Message  cecile le Dim 28 Juin 2009 - 13:16



Quatrième de couverture :

Vipère au poing, c'est le combat livré par Jean Rezeau, dit brasse-bouillon, et ses frères, à leur mère, une femme odieuse, qu'ils ont surnommé Folcoche. Cri du coeur et de révolte largement autobiographique, le premier livre d'Hervé Bazin, lui apporta la célébrité et le classa d'emblée parmi les écrivains les plus lus du siècle.
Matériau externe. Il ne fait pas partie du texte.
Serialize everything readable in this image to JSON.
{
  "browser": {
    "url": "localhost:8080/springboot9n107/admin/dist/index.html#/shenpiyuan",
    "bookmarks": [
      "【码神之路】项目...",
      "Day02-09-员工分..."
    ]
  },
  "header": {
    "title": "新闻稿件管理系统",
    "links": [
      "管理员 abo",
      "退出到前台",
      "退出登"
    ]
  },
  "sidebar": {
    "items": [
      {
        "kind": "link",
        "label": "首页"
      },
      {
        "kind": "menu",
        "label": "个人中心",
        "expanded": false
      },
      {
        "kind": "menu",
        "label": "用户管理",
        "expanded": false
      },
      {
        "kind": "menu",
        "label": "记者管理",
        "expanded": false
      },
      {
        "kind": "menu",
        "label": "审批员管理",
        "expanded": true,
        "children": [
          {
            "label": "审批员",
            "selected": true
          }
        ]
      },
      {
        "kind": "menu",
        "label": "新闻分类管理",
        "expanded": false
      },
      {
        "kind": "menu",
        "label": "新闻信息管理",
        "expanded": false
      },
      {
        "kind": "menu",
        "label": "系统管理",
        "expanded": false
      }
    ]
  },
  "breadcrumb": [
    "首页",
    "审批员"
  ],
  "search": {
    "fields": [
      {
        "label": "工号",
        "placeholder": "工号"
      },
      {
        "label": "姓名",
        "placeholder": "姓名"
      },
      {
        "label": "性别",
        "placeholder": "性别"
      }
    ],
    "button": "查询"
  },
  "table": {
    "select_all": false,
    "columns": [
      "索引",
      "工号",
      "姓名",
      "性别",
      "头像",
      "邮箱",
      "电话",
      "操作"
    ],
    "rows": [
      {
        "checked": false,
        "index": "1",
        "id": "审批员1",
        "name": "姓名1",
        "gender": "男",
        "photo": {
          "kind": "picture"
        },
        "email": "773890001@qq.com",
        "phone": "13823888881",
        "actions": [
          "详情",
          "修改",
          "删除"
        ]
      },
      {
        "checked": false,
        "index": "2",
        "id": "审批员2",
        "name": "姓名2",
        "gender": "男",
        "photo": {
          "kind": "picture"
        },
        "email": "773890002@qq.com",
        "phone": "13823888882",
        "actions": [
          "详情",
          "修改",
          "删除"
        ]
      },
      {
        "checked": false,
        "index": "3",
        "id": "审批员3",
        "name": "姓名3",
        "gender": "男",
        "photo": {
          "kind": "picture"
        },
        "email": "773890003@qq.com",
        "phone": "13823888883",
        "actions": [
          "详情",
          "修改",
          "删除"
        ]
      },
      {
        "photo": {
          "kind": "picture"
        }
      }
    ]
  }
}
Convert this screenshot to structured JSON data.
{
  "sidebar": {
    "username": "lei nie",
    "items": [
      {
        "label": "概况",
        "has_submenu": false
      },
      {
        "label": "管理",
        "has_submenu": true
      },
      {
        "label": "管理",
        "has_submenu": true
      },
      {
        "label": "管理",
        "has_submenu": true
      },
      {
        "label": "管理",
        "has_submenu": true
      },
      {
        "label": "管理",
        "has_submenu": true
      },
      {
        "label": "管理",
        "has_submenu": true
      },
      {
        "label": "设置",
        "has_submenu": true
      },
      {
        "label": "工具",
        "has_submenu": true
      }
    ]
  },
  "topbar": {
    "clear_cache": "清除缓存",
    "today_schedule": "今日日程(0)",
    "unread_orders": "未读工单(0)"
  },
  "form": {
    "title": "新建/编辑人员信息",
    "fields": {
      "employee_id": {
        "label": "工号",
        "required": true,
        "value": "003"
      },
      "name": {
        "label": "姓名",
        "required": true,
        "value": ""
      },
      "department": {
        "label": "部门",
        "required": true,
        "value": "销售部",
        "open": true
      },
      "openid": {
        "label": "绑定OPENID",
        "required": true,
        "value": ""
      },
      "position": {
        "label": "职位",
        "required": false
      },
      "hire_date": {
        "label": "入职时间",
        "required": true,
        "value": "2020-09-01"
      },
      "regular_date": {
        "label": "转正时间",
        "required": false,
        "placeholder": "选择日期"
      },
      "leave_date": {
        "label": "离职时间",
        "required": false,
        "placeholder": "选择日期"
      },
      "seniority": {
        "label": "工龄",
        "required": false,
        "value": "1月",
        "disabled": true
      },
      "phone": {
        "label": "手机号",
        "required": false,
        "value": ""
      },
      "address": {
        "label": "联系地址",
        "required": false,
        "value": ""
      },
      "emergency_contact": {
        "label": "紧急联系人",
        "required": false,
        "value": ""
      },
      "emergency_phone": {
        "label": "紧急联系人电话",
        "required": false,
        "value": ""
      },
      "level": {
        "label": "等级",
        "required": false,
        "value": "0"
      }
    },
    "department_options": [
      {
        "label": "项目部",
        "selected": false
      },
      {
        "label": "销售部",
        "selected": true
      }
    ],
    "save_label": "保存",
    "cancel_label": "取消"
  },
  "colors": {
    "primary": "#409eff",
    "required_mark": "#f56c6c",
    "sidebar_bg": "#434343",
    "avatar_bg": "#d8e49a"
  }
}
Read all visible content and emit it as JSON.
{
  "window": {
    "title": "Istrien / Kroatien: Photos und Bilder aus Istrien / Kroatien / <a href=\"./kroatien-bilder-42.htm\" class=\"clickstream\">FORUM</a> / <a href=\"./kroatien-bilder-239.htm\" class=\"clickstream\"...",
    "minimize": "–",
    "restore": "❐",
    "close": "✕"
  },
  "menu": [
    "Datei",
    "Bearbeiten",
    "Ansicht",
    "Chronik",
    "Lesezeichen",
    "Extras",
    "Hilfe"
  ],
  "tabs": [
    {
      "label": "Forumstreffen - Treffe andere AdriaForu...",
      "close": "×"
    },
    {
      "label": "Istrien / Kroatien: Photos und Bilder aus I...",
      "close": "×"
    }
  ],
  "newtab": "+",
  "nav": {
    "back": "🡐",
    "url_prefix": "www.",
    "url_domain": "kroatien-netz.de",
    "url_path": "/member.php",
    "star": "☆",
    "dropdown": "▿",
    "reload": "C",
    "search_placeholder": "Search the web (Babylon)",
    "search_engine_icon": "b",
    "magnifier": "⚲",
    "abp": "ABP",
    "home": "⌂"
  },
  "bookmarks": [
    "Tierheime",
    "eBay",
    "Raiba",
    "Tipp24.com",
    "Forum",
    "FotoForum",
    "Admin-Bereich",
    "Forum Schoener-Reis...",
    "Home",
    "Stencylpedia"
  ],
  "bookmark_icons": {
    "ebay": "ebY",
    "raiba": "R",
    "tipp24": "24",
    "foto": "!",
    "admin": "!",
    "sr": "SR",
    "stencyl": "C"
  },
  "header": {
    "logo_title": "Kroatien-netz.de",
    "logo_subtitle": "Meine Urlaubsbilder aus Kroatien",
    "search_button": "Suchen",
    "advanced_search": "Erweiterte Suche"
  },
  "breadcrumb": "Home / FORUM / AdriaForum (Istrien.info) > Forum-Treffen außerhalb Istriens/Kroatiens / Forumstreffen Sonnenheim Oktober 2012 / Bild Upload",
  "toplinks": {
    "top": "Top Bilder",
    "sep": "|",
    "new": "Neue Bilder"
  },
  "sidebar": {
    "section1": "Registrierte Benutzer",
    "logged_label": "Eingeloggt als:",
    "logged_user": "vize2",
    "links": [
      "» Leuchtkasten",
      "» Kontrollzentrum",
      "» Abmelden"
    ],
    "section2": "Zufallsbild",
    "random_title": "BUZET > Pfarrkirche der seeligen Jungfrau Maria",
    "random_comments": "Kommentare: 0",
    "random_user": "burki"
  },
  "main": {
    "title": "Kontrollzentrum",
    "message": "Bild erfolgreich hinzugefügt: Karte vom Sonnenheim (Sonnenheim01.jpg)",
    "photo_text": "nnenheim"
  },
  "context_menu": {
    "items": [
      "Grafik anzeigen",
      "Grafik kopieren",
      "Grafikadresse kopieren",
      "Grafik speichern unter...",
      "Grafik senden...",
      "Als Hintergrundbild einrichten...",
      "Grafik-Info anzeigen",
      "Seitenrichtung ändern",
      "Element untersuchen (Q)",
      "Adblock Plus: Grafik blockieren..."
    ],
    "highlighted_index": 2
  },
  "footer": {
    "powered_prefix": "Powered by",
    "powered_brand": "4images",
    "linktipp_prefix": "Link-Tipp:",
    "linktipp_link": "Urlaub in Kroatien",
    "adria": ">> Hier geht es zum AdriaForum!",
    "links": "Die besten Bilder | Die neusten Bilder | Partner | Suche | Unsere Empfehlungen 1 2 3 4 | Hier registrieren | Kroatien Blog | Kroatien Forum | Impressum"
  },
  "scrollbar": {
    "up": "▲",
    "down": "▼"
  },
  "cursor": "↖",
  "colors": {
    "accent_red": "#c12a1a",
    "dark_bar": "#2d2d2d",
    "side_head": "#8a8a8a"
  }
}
Deux livres font suite à celui-ci "La mort du petit cheval" et "Le cri de la chouette".

Extrait :
La semaine qui suivit immédiatement la fête de papa fut intolérable. Folcoche exaspérée comme une araignée dont on vient de balayer la toile, jetait de nouveaux fils de tous les côtés. La moindre vétille déchaînait ses clameurs. Cropette, pour un bouton arraché, fut consigné trois jours. N'osait-il pas, ce saxon terrorisé par les uns et les autres, n'osait-il pas ne plus trahir personne ? Un encrier renversé par mégarde sur mon cahier de géographie me valut également trois jours de chambre. Folcoche avait même réclamé la sanction du fouet. Mais l'abbé, soutenu par M. Rezeau, refusa.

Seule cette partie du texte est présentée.